Failure to Update Care Plans After Falls
Penalty
Summary
The facility failed to develop and implement comprehensive, person-centered care plans for multiple residents following fall incidents. For four out of five residents reviewed, the care plans were not updated to reflect new falls and the interventions that were put in place. Specifically, after each fall event, interventions such as low beds, clutter-free areas, increased rounding, lab orders, and nighttime snacks were implemented by staff, but these were not documented in the residents' care plans. This lack of documentation was observed despite the facility's policy requiring care plans to be updated after changes in a resident's condition or following incidents such as falls. Residents affected had significant medical histories, including conditions such as stroke, hemiplegia, Alzheimer's disease, muscle weakness, and impaired cognition. These residents were dependent on staff for activities of daily living and were at high risk for falls. In several cases, falls were witnessed or discovered by staff, and immediate interventions were initiated, such as neuro checks and physical assessments. However, the care plans did not reflect the most recent falls or the specific interventions that were implemented in response to those incidents. Interviews with facility staff, including the DON, MDS Coordinator, nurses, and CNAs, revealed that while interventions were communicated verbally during shift changes and through other informal means, the formal care plans were not consistently updated.

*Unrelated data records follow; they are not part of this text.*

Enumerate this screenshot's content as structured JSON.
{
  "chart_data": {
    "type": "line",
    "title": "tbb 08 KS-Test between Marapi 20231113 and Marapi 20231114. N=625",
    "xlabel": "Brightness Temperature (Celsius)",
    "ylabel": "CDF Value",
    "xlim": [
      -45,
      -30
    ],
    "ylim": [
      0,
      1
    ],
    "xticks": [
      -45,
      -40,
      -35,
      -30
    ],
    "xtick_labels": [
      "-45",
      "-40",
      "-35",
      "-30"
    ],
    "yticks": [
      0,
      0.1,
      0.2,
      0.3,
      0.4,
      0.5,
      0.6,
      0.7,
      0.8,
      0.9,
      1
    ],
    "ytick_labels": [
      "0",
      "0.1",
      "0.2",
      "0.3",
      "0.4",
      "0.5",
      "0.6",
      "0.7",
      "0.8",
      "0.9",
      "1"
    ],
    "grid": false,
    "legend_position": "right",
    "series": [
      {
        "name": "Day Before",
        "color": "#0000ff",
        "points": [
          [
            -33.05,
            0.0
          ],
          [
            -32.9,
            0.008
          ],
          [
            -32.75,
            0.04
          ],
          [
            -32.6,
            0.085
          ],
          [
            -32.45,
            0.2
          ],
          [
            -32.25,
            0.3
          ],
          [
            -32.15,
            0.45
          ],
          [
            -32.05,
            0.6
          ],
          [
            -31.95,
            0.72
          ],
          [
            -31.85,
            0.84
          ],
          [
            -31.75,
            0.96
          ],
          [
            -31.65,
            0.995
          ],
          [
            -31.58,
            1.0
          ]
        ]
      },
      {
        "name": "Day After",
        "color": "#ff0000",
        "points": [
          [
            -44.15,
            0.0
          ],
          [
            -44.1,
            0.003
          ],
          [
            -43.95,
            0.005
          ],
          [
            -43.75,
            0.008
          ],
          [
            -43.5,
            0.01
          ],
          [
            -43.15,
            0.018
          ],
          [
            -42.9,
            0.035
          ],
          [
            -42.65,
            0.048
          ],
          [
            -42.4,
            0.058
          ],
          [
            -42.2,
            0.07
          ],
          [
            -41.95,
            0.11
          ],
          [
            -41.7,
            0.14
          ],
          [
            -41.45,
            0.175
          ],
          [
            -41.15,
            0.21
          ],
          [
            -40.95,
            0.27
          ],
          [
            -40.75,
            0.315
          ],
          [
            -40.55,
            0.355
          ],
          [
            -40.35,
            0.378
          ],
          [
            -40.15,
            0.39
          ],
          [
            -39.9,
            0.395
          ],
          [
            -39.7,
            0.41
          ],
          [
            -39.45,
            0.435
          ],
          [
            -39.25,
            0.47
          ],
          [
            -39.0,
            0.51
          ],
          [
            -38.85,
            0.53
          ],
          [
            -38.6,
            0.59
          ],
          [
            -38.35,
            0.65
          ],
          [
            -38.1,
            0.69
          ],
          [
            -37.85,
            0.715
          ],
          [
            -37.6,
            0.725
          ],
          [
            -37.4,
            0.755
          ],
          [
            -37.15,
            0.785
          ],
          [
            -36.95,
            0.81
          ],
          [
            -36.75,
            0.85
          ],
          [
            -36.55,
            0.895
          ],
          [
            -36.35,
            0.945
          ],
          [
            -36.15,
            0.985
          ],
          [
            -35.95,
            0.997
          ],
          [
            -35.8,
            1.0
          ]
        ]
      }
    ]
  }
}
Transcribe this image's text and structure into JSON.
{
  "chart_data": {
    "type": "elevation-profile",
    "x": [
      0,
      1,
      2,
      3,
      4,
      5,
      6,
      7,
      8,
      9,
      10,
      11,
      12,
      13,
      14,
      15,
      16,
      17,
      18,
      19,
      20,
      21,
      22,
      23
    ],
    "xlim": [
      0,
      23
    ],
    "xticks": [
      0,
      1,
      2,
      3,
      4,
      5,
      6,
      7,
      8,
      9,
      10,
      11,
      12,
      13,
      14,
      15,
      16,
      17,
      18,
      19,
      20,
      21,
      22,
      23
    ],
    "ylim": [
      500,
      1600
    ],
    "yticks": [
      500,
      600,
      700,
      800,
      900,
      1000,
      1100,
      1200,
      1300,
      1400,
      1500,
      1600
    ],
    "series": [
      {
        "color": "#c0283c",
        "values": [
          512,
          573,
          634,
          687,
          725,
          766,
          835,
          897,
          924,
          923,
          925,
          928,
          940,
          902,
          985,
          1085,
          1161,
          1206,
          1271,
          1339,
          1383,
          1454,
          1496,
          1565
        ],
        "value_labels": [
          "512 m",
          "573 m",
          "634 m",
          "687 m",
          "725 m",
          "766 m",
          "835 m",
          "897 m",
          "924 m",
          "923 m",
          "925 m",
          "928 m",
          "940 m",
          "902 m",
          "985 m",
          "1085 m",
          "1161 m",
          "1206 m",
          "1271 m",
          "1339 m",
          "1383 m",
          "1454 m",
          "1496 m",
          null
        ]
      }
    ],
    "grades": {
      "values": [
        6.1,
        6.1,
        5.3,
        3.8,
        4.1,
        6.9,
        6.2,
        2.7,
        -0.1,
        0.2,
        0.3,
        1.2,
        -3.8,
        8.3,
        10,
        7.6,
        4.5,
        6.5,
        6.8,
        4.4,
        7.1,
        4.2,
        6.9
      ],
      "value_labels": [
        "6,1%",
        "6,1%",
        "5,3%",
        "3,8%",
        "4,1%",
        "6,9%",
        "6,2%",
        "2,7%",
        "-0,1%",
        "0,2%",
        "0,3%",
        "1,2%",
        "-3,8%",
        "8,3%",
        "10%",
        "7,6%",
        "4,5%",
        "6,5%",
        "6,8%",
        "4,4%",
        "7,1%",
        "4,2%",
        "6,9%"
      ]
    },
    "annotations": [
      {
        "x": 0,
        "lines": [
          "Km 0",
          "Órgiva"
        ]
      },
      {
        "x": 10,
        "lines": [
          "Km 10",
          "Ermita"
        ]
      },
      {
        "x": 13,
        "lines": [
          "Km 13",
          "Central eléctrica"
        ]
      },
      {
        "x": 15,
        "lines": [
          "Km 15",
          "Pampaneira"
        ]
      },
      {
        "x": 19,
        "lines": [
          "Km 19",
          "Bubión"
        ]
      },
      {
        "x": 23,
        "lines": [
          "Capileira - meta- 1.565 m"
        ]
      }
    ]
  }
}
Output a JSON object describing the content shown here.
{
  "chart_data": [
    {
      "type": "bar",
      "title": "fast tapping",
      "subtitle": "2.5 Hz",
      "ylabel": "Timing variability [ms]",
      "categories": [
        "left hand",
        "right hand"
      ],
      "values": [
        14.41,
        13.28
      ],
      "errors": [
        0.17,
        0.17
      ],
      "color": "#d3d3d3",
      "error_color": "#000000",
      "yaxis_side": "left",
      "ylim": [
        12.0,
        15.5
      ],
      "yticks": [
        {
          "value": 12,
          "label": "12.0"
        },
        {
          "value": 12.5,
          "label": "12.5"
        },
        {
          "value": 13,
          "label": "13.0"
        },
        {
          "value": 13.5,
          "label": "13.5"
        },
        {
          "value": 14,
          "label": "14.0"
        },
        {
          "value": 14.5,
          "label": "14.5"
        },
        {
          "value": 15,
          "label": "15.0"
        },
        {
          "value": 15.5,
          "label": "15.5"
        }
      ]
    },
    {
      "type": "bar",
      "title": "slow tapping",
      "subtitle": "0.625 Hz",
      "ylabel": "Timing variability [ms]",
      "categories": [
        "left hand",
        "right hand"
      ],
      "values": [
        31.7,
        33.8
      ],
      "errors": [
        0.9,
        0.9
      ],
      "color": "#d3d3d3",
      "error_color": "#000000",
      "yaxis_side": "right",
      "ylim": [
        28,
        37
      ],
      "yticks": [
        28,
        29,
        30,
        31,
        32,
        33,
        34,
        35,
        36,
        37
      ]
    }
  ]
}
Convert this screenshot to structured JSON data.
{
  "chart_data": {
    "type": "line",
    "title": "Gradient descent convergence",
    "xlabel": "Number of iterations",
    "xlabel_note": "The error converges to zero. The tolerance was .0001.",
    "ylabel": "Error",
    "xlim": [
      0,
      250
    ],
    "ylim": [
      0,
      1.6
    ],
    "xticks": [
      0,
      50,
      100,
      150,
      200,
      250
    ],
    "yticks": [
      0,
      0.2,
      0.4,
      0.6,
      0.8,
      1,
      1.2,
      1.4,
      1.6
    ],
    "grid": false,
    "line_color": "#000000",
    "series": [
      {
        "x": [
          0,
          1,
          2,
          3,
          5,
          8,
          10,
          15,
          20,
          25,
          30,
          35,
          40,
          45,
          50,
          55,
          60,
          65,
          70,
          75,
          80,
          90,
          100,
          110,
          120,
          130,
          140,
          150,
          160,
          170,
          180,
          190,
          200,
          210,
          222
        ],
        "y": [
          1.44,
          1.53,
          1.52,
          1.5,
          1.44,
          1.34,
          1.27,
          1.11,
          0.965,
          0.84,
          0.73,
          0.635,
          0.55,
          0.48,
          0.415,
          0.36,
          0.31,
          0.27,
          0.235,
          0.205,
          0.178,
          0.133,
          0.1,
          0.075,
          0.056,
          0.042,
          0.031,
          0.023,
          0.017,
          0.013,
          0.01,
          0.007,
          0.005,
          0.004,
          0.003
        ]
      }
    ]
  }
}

The MDS Coordinator relied on notifications from the Fall Committee or Unit Managers to update care plans, and if not informed, updates were not made. Staff acknowledged that interventions were being carried out but admitted that documentation in the care plans was lacking. Facility policies reviewed also emphasized the need for interdisciplinary involvement and timely updates to care plans following changes in resident condition, which was not consistently followed.